Even the issuance is a little better, because LE will test from multiple vantage points. This doesn’t protect against an ISP interception, but it’s better than no protection.


> The key property of SSL that is useful for tamper resistance is that it’s hard to do silently.

Not when you control the certificate issuer.


As many others in this conversation have asked, can we have some sources on the idea that the model is spread across chips? You keep making the claim, but no one (myself included) else has any idea where that information comes from or if it is correct.

I was indeed wrong about 10 chips. I thought they would use llama 8B 16bit and a few thousand context size. It turns out, they used llama 8B 3bit with only 1k context size. That made me assume they must have chained multiple chips together since the max SRAM on TSMC n6 for reticle sized chip is only around 3GB.

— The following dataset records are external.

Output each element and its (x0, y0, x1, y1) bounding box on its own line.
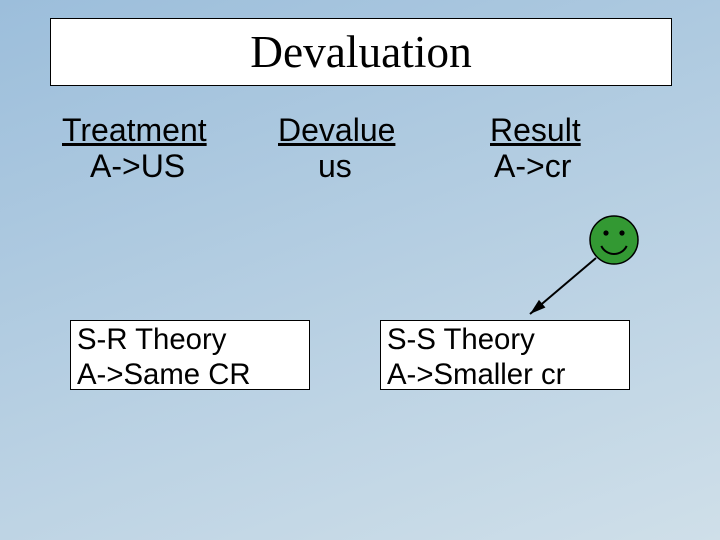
slide-stage: Devaluation Treatment Devalue Result A->… (0, 0, 720, 540)
sr-theory-box: S-R Theory A->Same CR (70, 320, 310, 390)
sr-theory-line2: A->Same CR (77, 358, 303, 393)
ss-theory-box: S-S Theory A->Smaller cr (380, 320, 630, 390)
pointer-arrow-icon (0, 0, 720, 540)
sr-theory-line1: S-R Theory (77, 323, 303, 358)
ss-theory-line2: A->Smaller cr (387, 358, 623, 393)
ss-theory-line1: S-S Theory (387, 323, 623, 358)
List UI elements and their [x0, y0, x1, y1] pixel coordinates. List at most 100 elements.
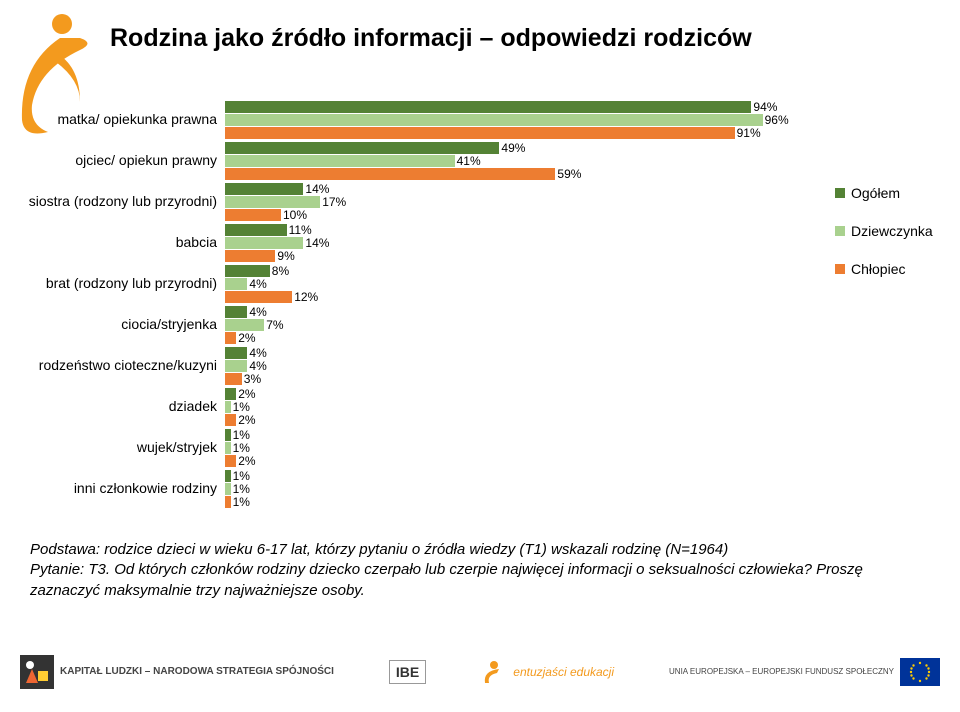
category-label: wujek/stryjek — [0, 440, 225, 455]
bar-wrap: 2% — [225, 454, 840, 467]
bar-value-label: 1% — [233, 441, 250, 455]
bar-chlopiec — [225, 496, 231, 508]
category-label: siostra (rodzony lub przyrodni) — [0, 194, 225, 209]
category-bars: 1%1%2% — [225, 428, 840, 467]
bar-dziewczynka — [225, 442, 231, 454]
category-label: ojciec/ opiekun prawny — [0, 153, 225, 168]
bar-value-label: 1% — [233, 428, 250, 442]
category-bars: 14%17% 10% — [225, 182, 840, 221]
bar-wrap: 41% — [225, 154, 840, 167]
chart-category-row: rodzeństwo cioteczne/kuzyni4%4%3% — [0, 346, 840, 385]
bar-value-label: 2% — [238, 387, 255, 401]
bar-wrap: 96% — [225, 113, 840, 126]
category-label: rodzeństwo cioteczne/kuzyni — [0, 358, 225, 373]
bar-chlopiec — [225, 332, 236, 344]
bar-wrap: 7% — [225, 318, 840, 331]
chart-legend: OgółemDziewczynkaChłopiec — [835, 185, 945, 299]
bar-ogolem — [225, 429, 231, 441]
category-bars: 94%96%91% — [225, 100, 840, 139]
footnote-question: Pytanie: T3. Od których członków rodziny… — [30, 561, 863, 598]
bar-dziewczynka — [225, 360, 247, 372]
bar-value-label: 12% — [294, 290, 318, 304]
legend-swatch — [835, 264, 845, 274]
bar-ogolem — [225, 388, 236, 400]
bar-value-label: 4% — [249, 359, 266, 373]
bar-chlopiec — [225, 168, 555, 180]
bar-value-label: 3% — [244, 372, 261, 386]
chart-category-row: inni członkowie rodziny1%1%1% — [0, 469, 840, 508]
category-label: brat (rodzony lub przyrodni) — [0, 276, 225, 291]
bar-ogolem — [225, 306, 247, 318]
bar-dziewczynka — [225, 155, 455, 167]
bar-chlopiec — [225, 414, 236, 426]
bar-wrap: 94% — [225, 100, 840, 113]
category-bars: 2%1%2% — [225, 387, 840, 426]
bar-ogolem — [225, 470, 231, 482]
bar-wrap: 2% — [225, 387, 840, 400]
bar-value-label: 4% — [249, 346, 266, 360]
chart-footnote: Podstawa: rodzice dzieci w wieku 6-17 la… — [30, 540, 930, 601]
bar-value-label: 11% — [289, 223, 312, 237]
bar-ogolem — [225, 224, 287, 236]
bar-value-label: 10% — [283, 208, 307, 222]
bar-dziewczynka — [225, 278, 247, 290]
category-label: ciocia/stryjenka — [0, 317, 225, 332]
logo-entuzjasci: entuzjaści edukacji — [481, 659, 614, 685]
bar-value-label: 1% — [233, 400, 250, 414]
bar-wrap: 1% — [225, 469, 840, 482]
bar-value-label: 8% — [272, 264, 289, 278]
chart-category-row: matka/ opiekunka prawna94%96%91% — [0, 100, 840, 139]
category-bars: 4%7%2% — [225, 305, 840, 344]
category-bars: 4%4%3% — [225, 346, 840, 385]
bar-wrap: 9% — [225, 249, 840, 262]
bar-chlopiec — [225, 127, 735, 139]
bar-value-label: 14% — [305, 236, 329, 250]
chart-category-row: ojciec/ opiekun prawny49%41%59% — [0, 141, 840, 180]
bar-ogolem — [225, 142, 499, 154]
page-title: Rodzina jako źródło informacji – odpowie… — [110, 24, 752, 53]
logo-ibe: IBE — [389, 660, 426, 684]
legend-label: Dziewczynka — [851, 223, 933, 239]
bar-chlopiec — [225, 250, 275, 262]
bar-wrap: 4% — [225, 277, 840, 290]
bar-ogolem — [225, 101, 751, 113]
bar-wrap: 14% — [225, 182, 840, 195]
chart-category-row: siostra (rodzony lub przyrodni)14%17% 10% — [0, 182, 840, 221]
bar-value-label: 1% — [233, 495, 250, 509]
bar-wrap: 4% — [225, 346, 840, 359]
bar-value-label: 1% — [233, 469, 250, 483]
bar-wrap: 1% — [225, 495, 840, 508]
chart-category-row: dziadek2%1%2% — [0, 387, 840, 426]
bar-wrap: 17% — [225, 195, 840, 208]
logo-kapital-ludzki: KAPITAŁ LUDZKI – NARODOWA STRATEGIA SPÓJ… — [20, 655, 334, 689]
bar-wrap: 12% — [225, 290, 840, 303]
chart-category-row: ciocia/stryjenka4%7%2% — [0, 305, 840, 344]
category-bars: 1%1%1% — [225, 469, 840, 508]
bar-wrap: 11% — [225, 223, 840, 236]
bar-wrap: 1% — [225, 400, 840, 413]
bar-chlopiec — [225, 209, 281, 221]
legend-label: Ogółem — [851, 185, 900, 201]
chart-category-row: brat (rodzony lub przyrodni) 8%4%12% — [0, 264, 840, 303]
bar-wrap: 91% — [225, 126, 840, 139]
bar-value-label: 96% — [765, 113, 789, 127]
bar-wrap: 49% — [225, 141, 840, 154]
bar-value-label: 17% — [322, 195, 346, 209]
bar-value-label: 49% — [501, 141, 525, 155]
bar-value-label: 2% — [238, 413, 255, 427]
bar-wrap: 10% — [225, 208, 840, 221]
bar-wrap: 4% — [225, 359, 840, 372]
bar-value-label: 41% — [457, 154, 481, 168]
bar-value-label: 94% — [753, 100, 777, 114]
bar-value-label: 7% — [266, 318, 283, 332]
horizontal-bar-chart: matka/ opiekunka prawna94%96%91% ojciec/ … — [0, 100, 840, 530]
bar-dziewczynka — [225, 319, 264, 331]
bar-dziewczynka — [225, 401, 231, 413]
bar-wrap: 1% — [225, 428, 840, 441]
legend-swatch — [835, 188, 845, 198]
bar-chlopiec — [225, 455, 236, 467]
logo-eu: UNIA EUROPEJSKA – EUROPEJSKI FUNDUSZ SPO… — [669, 658, 940, 686]
bar-value-label: 9% — [277, 249, 294, 263]
category-label: dziadek — [0, 399, 225, 414]
bar-wrap: 1% — [225, 441, 840, 454]
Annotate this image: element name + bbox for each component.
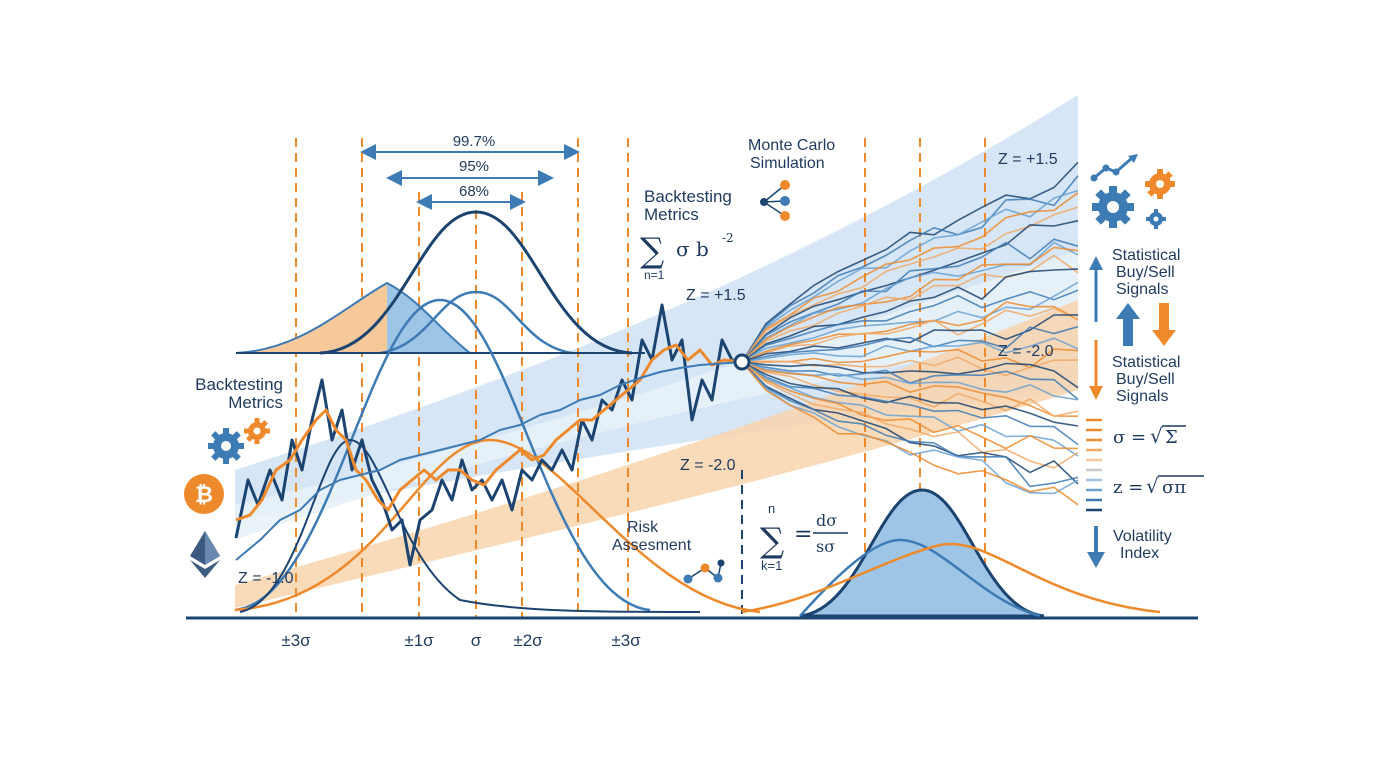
interval-label-95: 95% <box>459 158 489 175</box>
simulation-path <box>741 361 1079 446</box>
monte-carlo-paths <box>741 161 1079 506</box>
z-label-center-lower: Z = -2.0 <box>680 457 736 474</box>
formula-sum-1: σ b <box>676 237 709 261</box>
tick-label-2sigma: ±2σ <box>513 631 543 650</box>
simulation-path <box>741 314 1079 363</box>
backtesting-title-top-1: Backtesting <box>644 187 732 206</box>
z-label-top-right: Z = +1.5 <box>998 151 1058 168</box>
risk-title-1: Risk <box>627 519 659 536</box>
tick-label-1sigma: ±1σ <box>404 631 434 650</box>
price-series <box>234 303 743 567</box>
risk-title-2: Assesment <box>612 537 692 554</box>
simulation-path <box>741 246 1079 363</box>
simulation-path <box>741 361 1079 485</box>
formula-sum-2-den: sσ <box>816 537 835 556</box>
signals-2-line-2: Buy/Sell <box>1116 371 1175 388</box>
interval-arrows <box>360 144 580 210</box>
signals-1-line-1: Statistical <box>1112 247 1180 264</box>
formula-sum-2-eq: = <box>794 522 812 547</box>
monte-carlo-title-1: Monte Carlo <box>748 137 835 154</box>
simulation-path <box>741 361 1079 450</box>
ethereum-icon <box>190 531 220 578</box>
sum-symbol-1: ∑ <box>640 231 664 271</box>
interval-label-68: 68% <box>459 183 489 200</box>
signals-1-line-2: Buy/Sell <box>1116 264 1175 281</box>
simulation-path <box>741 361 1079 488</box>
formula-sum-1-index: n=1 <box>644 268 665 282</box>
volatility-title-2: Index <box>1120 545 1159 562</box>
signal-arrows-upper <box>1089 256 1103 322</box>
sigma-guide-lines <box>295 138 986 618</box>
lower-confidence-band <box>235 300 1078 608</box>
arrow-down-icon <box>1152 303 1176 346</box>
formula-sum-2-num: dσ <box>816 511 837 530</box>
simulation-path <box>741 161 1079 363</box>
backtesting-title-top-2: Metrics <box>644 205 699 224</box>
z-label-left: Z = -1.0 <box>238 570 294 587</box>
signals-1-line-3: Signals <box>1116 281 1168 298</box>
monte-carlo-title-2: Simulation <box>750 155 825 172</box>
simulation-path <box>741 238 1079 363</box>
legend-dash-stripes <box>1086 418 1102 512</box>
z-formula-radicand: σπ <box>1162 477 1186 498</box>
formula-sum-1-exp: -2 <box>722 231 734 245</box>
simulation-path <box>741 289 1079 363</box>
network-icon <box>760 180 790 221</box>
simulation-path <box>741 307 1079 363</box>
arrow-up-icon <box>1116 303 1140 346</box>
simulation-path <box>741 356 1079 377</box>
backtesting-title-left-2: Metrics <box>228 393 283 412</box>
simulation-path <box>741 361 1079 495</box>
tick-label-sigma: σ <box>471 631 482 650</box>
simulation-path <box>741 192 1079 363</box>
simulation-path <box>741 361 1079 427</box>
simulation-path <box>741 281 1079 363</box>
simulation-path <box>741 361 1079 506</box>
z-label-right-lower: Z = -2.0 <box>998 343 1054 360</box>
simulation-origin-node <box>733 353 751 371</box>
sigma-formula-radicand: Σ <box>1165 427 1178 448</box>
trend-gears-icon <box>1090 154 1175 229</box>
signals-2-line-3: Signals <box>1116 388 1168 405</box>
simulation-path <box>741 301 1079 363</box>
simulation-path <box>741 325 1079 363</box>
simulation-path <box>741 361 1079 389</box>
simulation-path <box>741 361 1079 457</box>
z-formula: z = <box>1113 477 1143 498</box>
bitcoin-icon: ₿ <box>184 474 224 514</box>
gears-icon <box>208 418 270 464</box>
volatility-title-1: Volatility <box>1113 528 1172 545</box>
lower-bell-curves <box>234 298 1161 618</box>
simulation-path <box>741 361 1079 418</box>
simulation-path <box>741 206 1079 363</box>
signal-arrows-lower <box>1089 340 1103 400</box>
backtesting-title-left-1: Backtesting <box>195 375 283 394</box>
simulation-path <box>741 268 1079 363</box>
svg-text:₿: ₿ <box>195 483 213 508</box>
sum-symbol-2: ∑ <box>760 521 784 561</box>
tick-label-pos3: ±3σ <box>611 631 641 650</box>
z-label-mid: Z = +1.5 <box>686 287 746 304</box>
formula-sum-2-top: n <box>768 501 775 516</box>
simulation-path <box>741 175 1079 363</box>
sigma-formula: σ = <box>1113 427 1146 448</box>
formula-sum-2-index: k=1 <box>761 558 782 573</box>
tick-label-neg3: ±3σ <box>281 631 311 650</box>
simulation-path <box>741 361 1079 469</box>
volatility-arrow <box>1087 526 1105 568</box>
signals-2-line-1: Statistical <box>1112 354 1180 371</box>
z-formula-root: √ <box>1146 474 1159 498</box>
risk-network-icon <box>683 559 725 584</box>
sigma-formula-root: √ <box>1150 424 1163 448</box>
top-normal-distribution <box>235 210 645 355</box>
interval-label-99-7: 99.7% <box>453 133 496 150</box>
inner-confidence-band <box>235 250 1078 540</box>
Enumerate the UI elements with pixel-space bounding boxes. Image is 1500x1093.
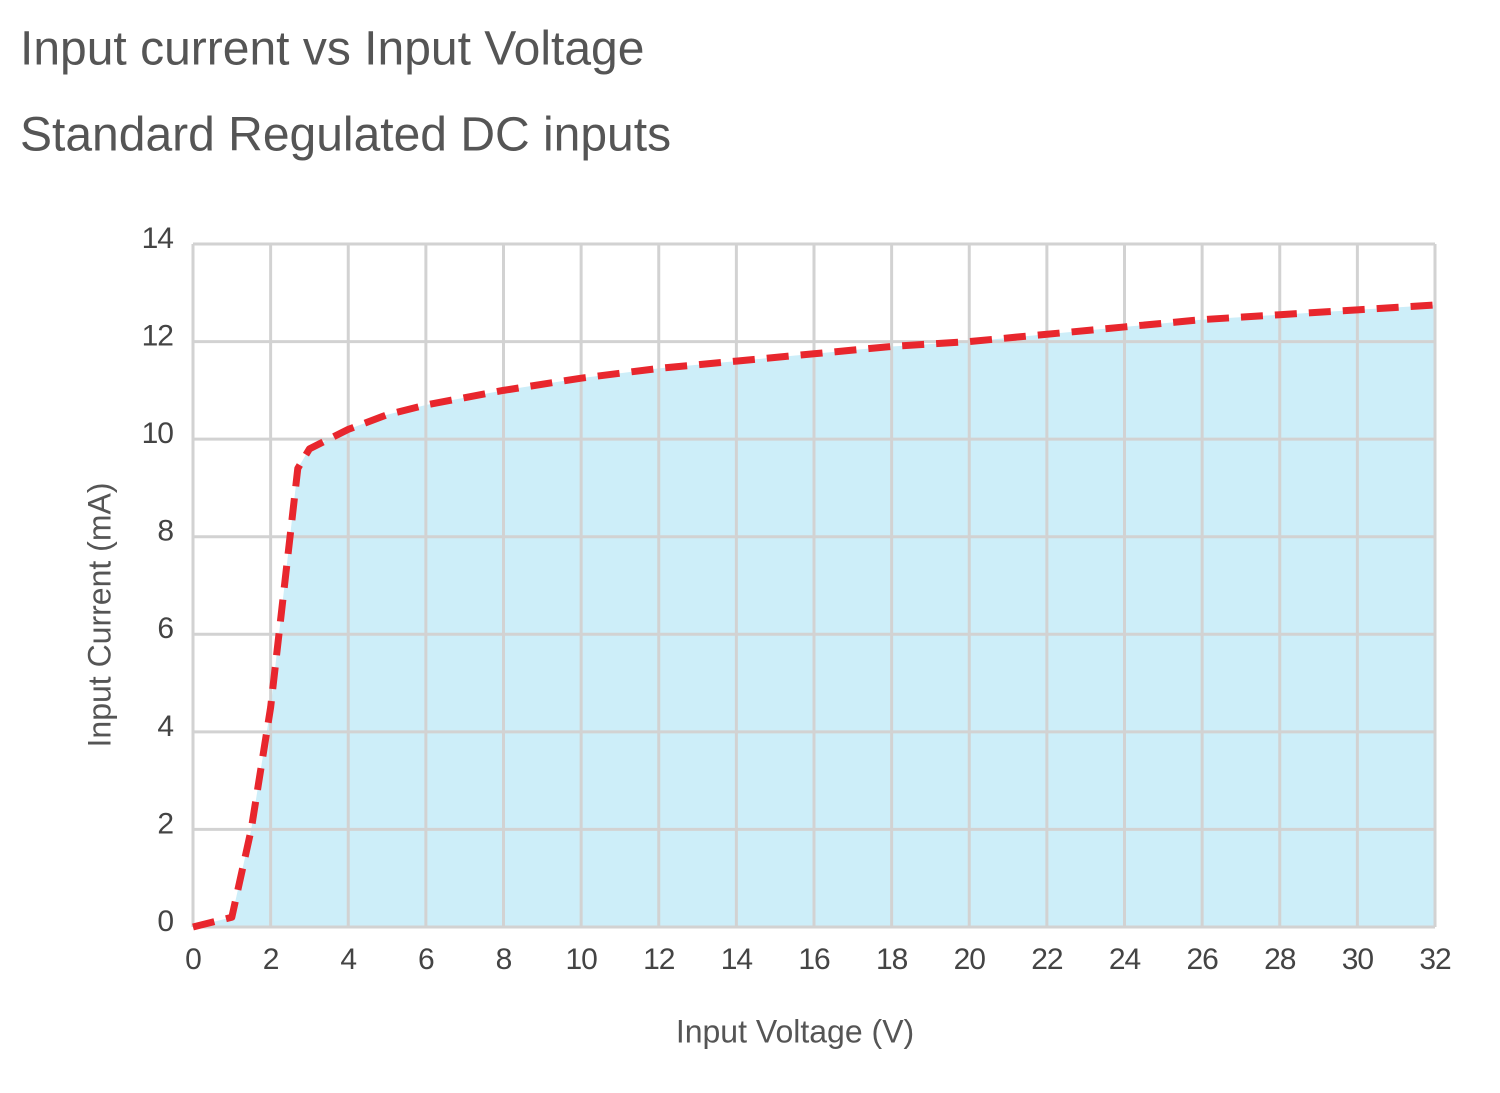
y-tick-label: 4 — [157, 710, 173, 743]
y-tick-label: 0 — [157, 905, 173, 938]
y-tick-label: 14 — [142, 222, 174, 255]
y-tick-label: 8 — [157, 515, 173, 548]
chart-title: Input current vs Input Voltage — [20, 23, 644, 76]
x-tick-label: 14 — [721, 943, 753, 976]
x-tick-label: 28 — [1264, 943, 1296, 976]
x-tick-label: 24 — [1109, 943, 1141, 976]
x-tick-label: 4 — [340, 943, 356, 976]
chart-subtitle: Standard Regulated DC inputs — [20, 109, 671, 162]
x-tick-label: 16 — [798, 943, 830, 976]
x-tick-label: 18 — [876, 943, 908, 976]
x-tick-label: 20 — [954, 943, 986, 976]
x-tick-label: 32 — [1419, 943, 1451, 976]
y-tick-label: 2 — [157, 807, 173, 840]
x-tick-label: 8 — [496, 943, 512, 976]
x-tick-label: 6 — [418, 943, 434, 976]
x-tick-label: 0 — [185, 943, 201, 976]
x-tick-label: 2 — [263, 943, 279, 976]
y-tick-label: 12 — [142, 319, 174, 352]
x-tick-label: 30 — [1342, 943, 1374, 976]
x-tick-label: 22 — [1031, 943, 1063, 976]
x-tick-label: 10 — [565, 943, 597, 976]
x-axis-label: Input Voltage (V) — [676, 1013, 914, 1049]
curve-line — [192, 301, 1436, 931]
x-tick-label: 12 — [643, 943, 675, 976]
y-axis-label: Input Current (mA) — [81, 483, 117, 748]
x-tick-label: 26 — [1186, 943, 1218, 976]
y-tick-label: 6 — [157, 612, 173, 645]
y-tick-label: 10 — [142, 417, 174, 450]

Using an API key is orders of magnitude more expensive. That's the difference here. The Claude Code subscriptions are being heavily subsidized by Anthropic, which is why people want to use their subscriptions in everything else.

They are subsidized by people who underuse their subscriptions. There must be a lot of them.

I think the people who use more than they pay for vastly outnumber those who pay for more than they use. It takes intention to sign up (not the default, like health care) and once you do, you quickly get in the habit of using it.

Of course, like gym memberships. VC’s subsidizing powerlifters…

This move feels poorly timed. Their latest ad campaigns about not having ads, and the goodwill they'd earned lately in my book was just decimated by this. I'm sure I'm not the only one who's still just dipping their toes into the AI pool. And am very much a user that under utilizes what I pay for because of that. I have several clients who are scrambling to get on board with cowork. Eliminating API usage for subscription members right before a potentially large wave of turnover not only chills that motivation it signals a lack of faith in their marketing, which from my POV, put out the only AI super bowl campaign to escape virtually unscathed.

> the goodwill they'd earned lately in my book was just decimated by this

That sounds absurd to me. Committing to not building in advertising is very important and fundamental to me. Asking people who pay for a personal subscription rather than paying by the API call to use that subscription themselves sounds to me like it is. Just clarifying the social compact that was already implied.

I WANT to be able to pay a subscription price. Rather like the way I pay for my internet connectivity with a fixed monthly bill. If I had to pay per packet transmitted, I would have to stop and think about it every time I decided to download a large file or watch a movie. Sure, someone with extremely heavy usage might not be able to use a normal consumer internet subscription; but it works fine for my personal use. I like having the option for my AI usage to operate the same way.


The problem with fixed subscriptions in this model is that the service has an actual consumption cost. For something like internet service, the cost is primarily maintenance, unless the infrastructure is being expanded. But using LLMs is more like using water, where the more you use it, the greater the depletion of a resource (electricity in this case, which is likely being produced with fossil fuel which has to be sourced and transported, etc). Anthropic et al would be setting themselves up for a fall if they allow wholesale use at a fixed price.

There is a lot more vc cash.

There are. It's like healthcare, the healthy don't use it as much and pay for the sick.

Be the economics as they may, there is no lock in as OP claims.

This statement is plainly wrong.

If you boost and praise AI usage, you have to face the real cost.

Can't have your cake and eat it, too.


The moat seems rather small right now. There are 7 different companies represented in the top 10 models on openrouter.